We spend most of our lives curating.

Not accumulating. Not merely achieving. Curating.

As scarcity loosens its grip, the human project shifts. When survival dominates, choice is narrow. You take what is available. You endure what is necessary. Judgment is muted by constraint.

But abundance changes the moral terrain.

In a world where information is infinite, where products arrive overnight, where cities offer endless rooms filled with faces and ideas, the constraint is no longer access. It is selection. Attention becomes the scarce resource. Proximity becomes power.

We curate people: collaborators, partners, friends. Each relationship is a declaration of standards. Whom you tolerate reveals as much as whom you admire. Over time, the average of your five closest relationships becomes not a cliché, but a structural law. You rise or erode toward the median of your circle.

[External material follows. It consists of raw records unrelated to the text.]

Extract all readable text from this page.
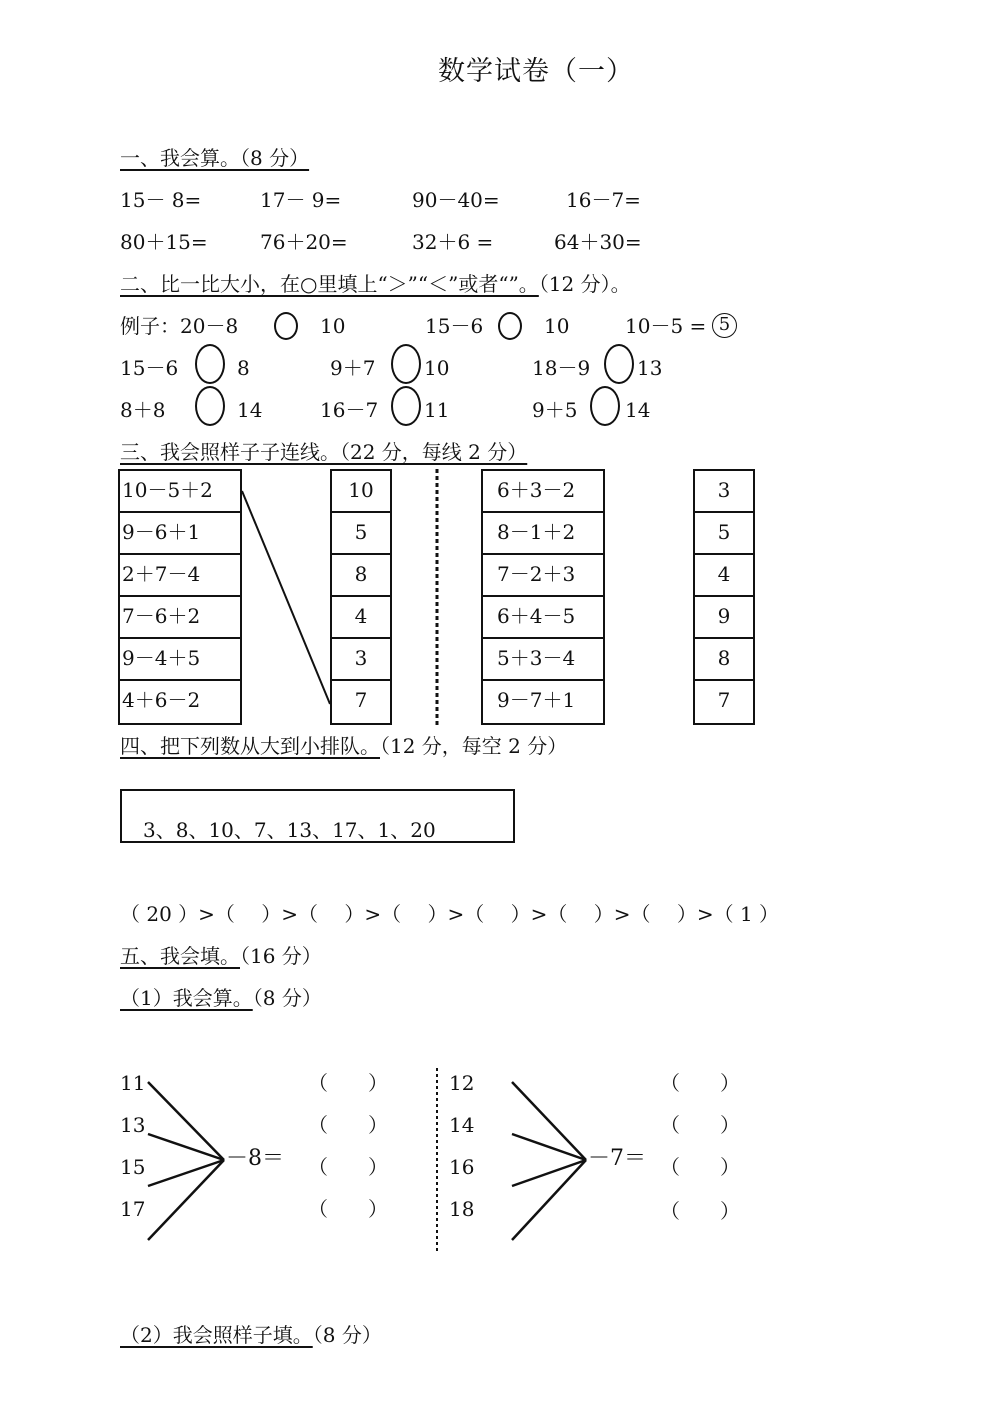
数学试卷（一）
一、我会算。（8 分）
15－ 8=	17－ 9=	90－40=	16－7=
80＋15=	76＋20=	32＋6 =	64＋30=
二、比一比大小，在○里填上“＞”“＜”或者“”。（12 分）。
例子：20－8	10	15－6	10	10－5 = 5
15－6	8	9＋7 10	18－9 13
8＋8	14	16－7 11	9＋5 14
三、我会照样子子连线。（22 分，每线 2 分）
10－5＋2
9－6＋1
2＋7－4
7－6＋2
9－4＋5
4＋6－2
10
5
8
4
3
7
6＋3－2
8－1＋2
7－2＋3
6＋4－5
5＋3－4
9－7＋1
3
5
4
9
8
7
四、把下列数从大到小排队。（12 分，每空 2 分）
3、8、10、7、13、17、1、20
（ 20 ）>（　 ）>（　 ）>（　 ）>（　 ）>（　 ）>（　 ）>（ 1 ）
五、我会填。（16 分）
（1）我会算。（8 分）
11
13
15
17
－8＝
（　　）
（　　）
（　　）
（　　）
12
14
16
18
－7＝
（　　）
（　　）
（　　）
（　　）
（2）我会照样子填。（8 分）
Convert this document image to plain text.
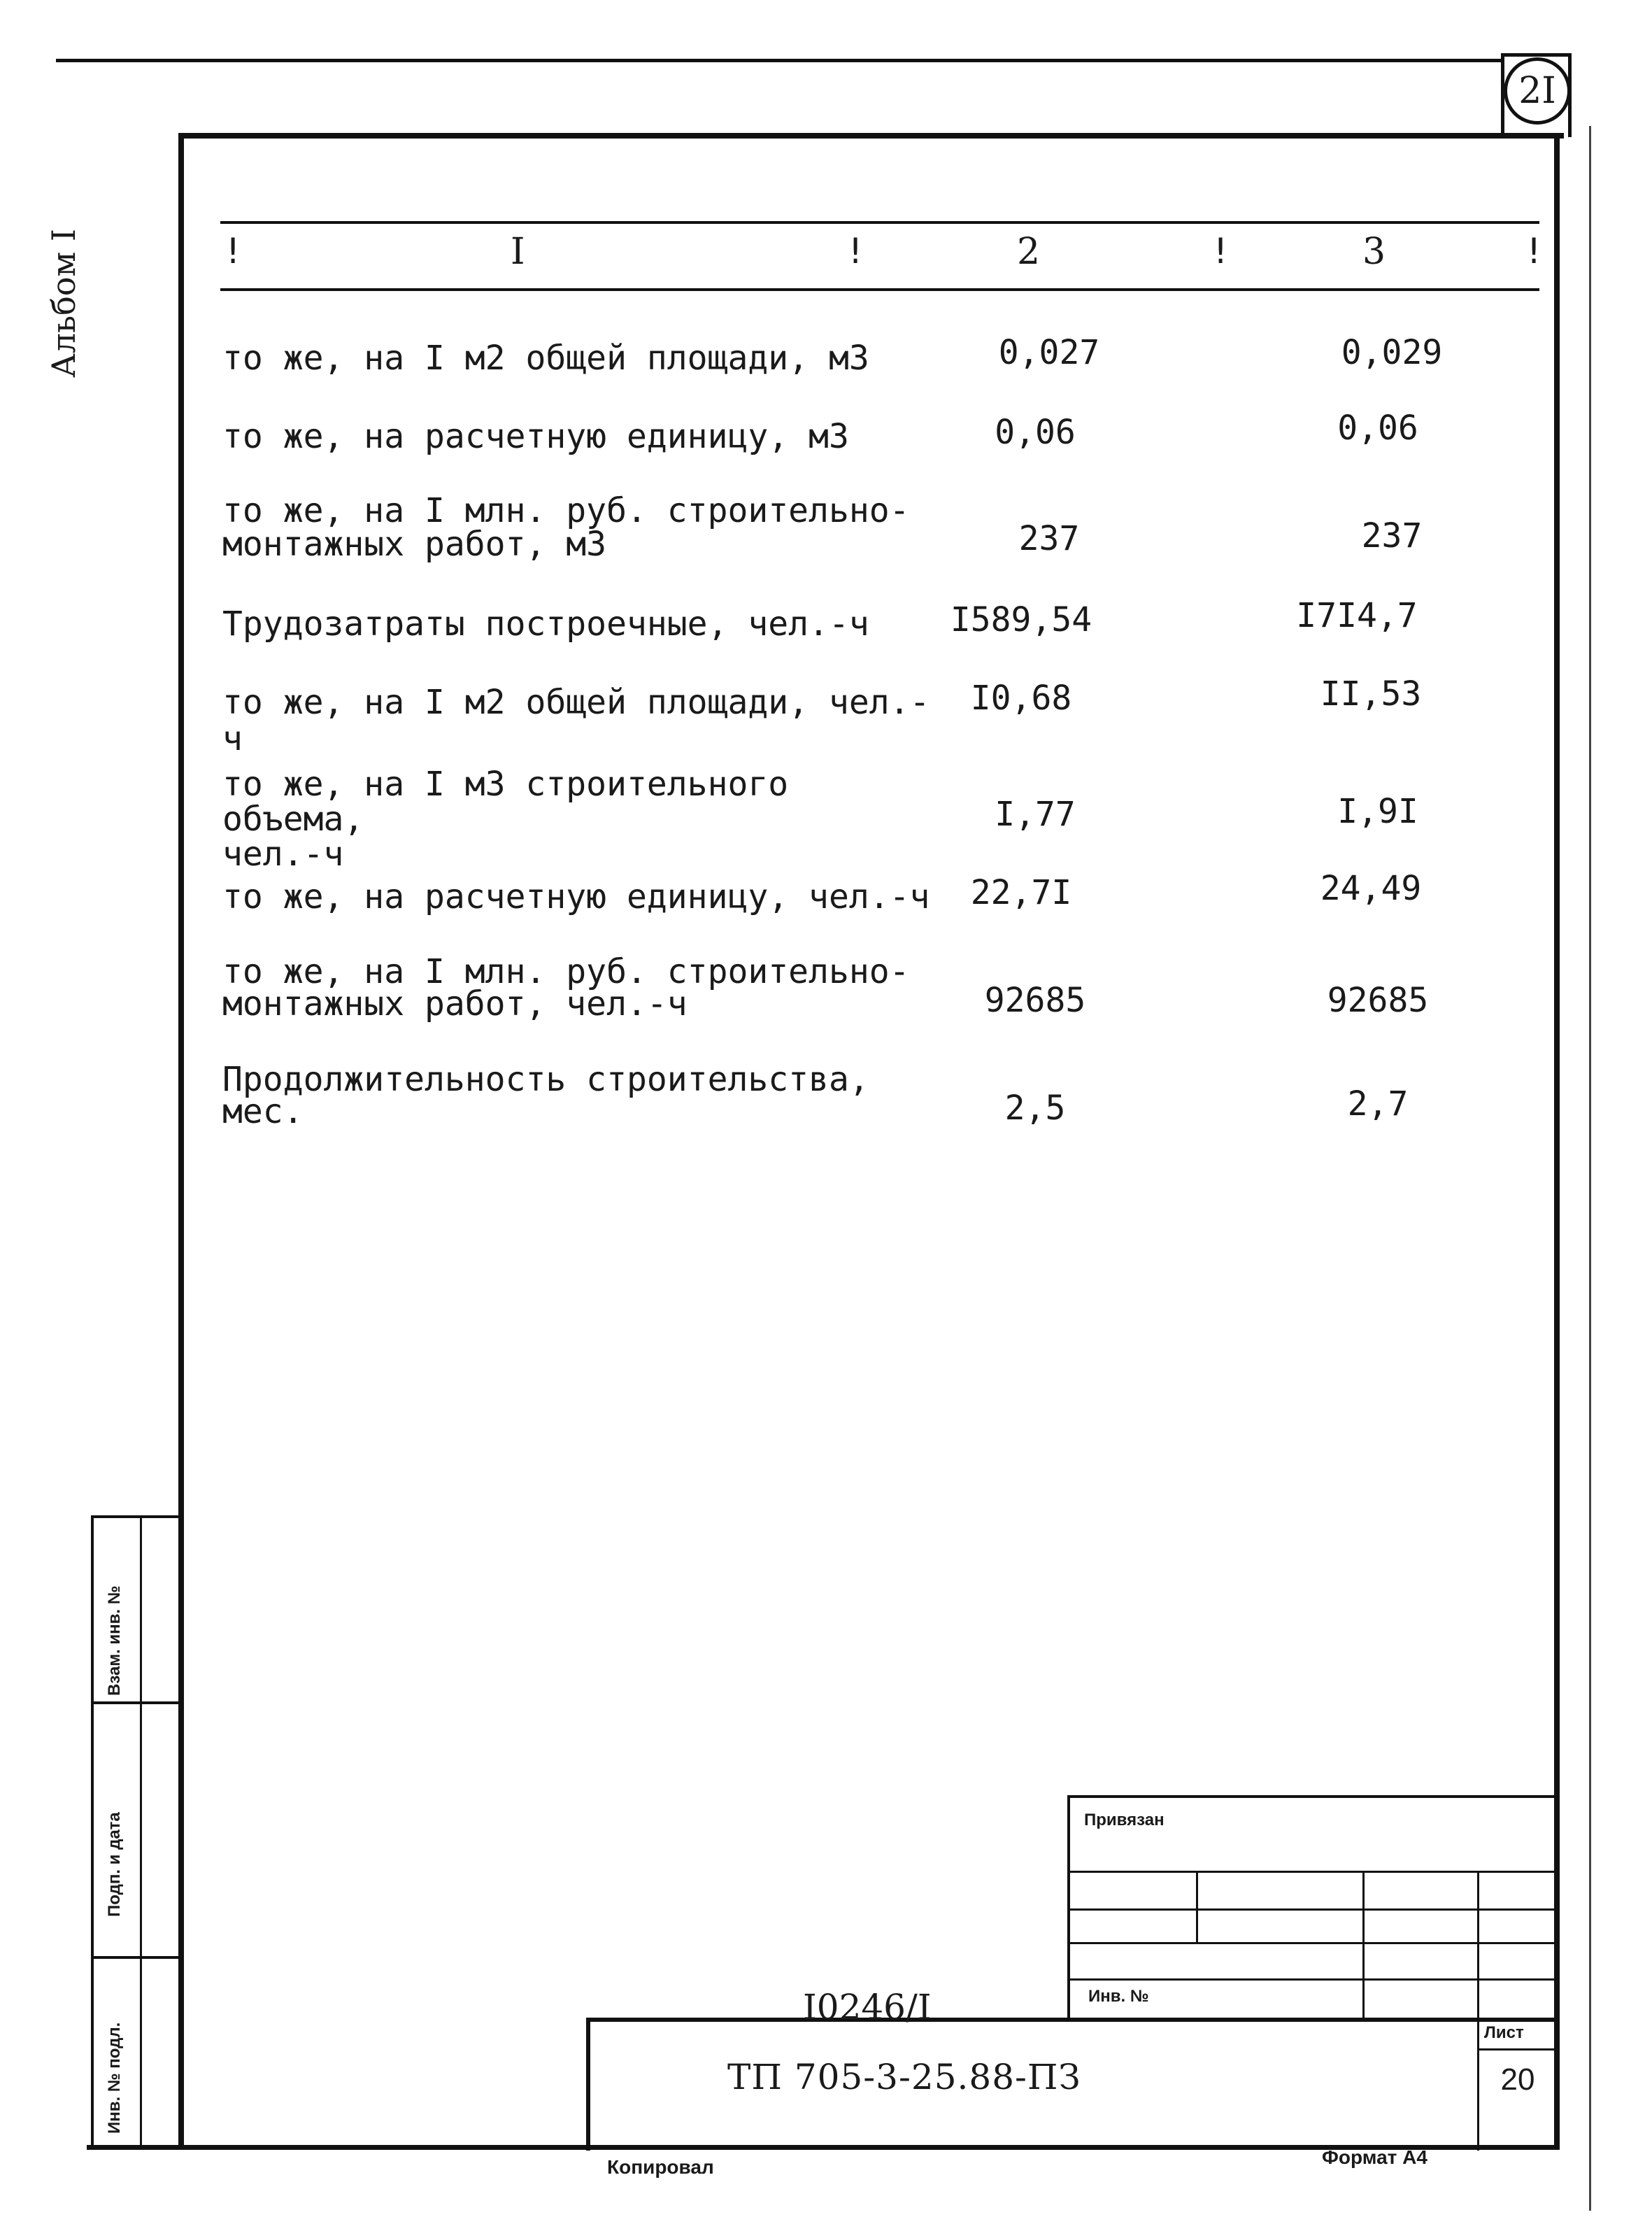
2I
Альбом I	!	I	!	2	!	3	!
то же, на I м2 общей площади, м3	0,027	0,029
то же, на расчетную единицу, м3	0,06	0,06
то же, на I млн. руб. строительно-
монтажных работ, м3	237	237
Трудозатраты построечные, чел.-ч	I589,54	I7I4,7
то же, на I м2 общей площади, чел.-ч
I0,68	II,53
то же, на I м3 строительного объема,
чел.-ч
I,77	I,9I
то же, на расчетную единицу, чел.-ч	22,7I	24,49
то же, на I млн. руб. строительно-
монтажных работ, чел.-ч	92685	92685
Продолжительность строительства,
мес.	2,5	2,7
Взам. инв. №
Подп. и дата
Инв. № подл.
Привязан
Инв. №
I0246/I
ТП 705-3-25.88-ПЗ
Лист
20
Копировал	Формат А4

We curate things: the books on the shelf, the objects on the desk, the tools we rely on. In abundance, objects are no longer utilities alone. They are signals of taste and discipline. To own less, but better, is to impose order on chaos. To accumulate indiscriminately is to reveal drift.

We curate experiences: what we read, what we watch, what we build, what we ignore. Algorithms may suggest, but we decide. Each "yes" silently buries a thousand alternatives. Each "no" sharpens identity.

And so, in abundance, curation becomes character.

You are judged not by what you could access, but by what you chose to keep close. Your inner circle. Your intellectual diet. Your aesthetic standards. Your tolerances.

In scarcity, circumstance explains you.

In abundance, selection defines you.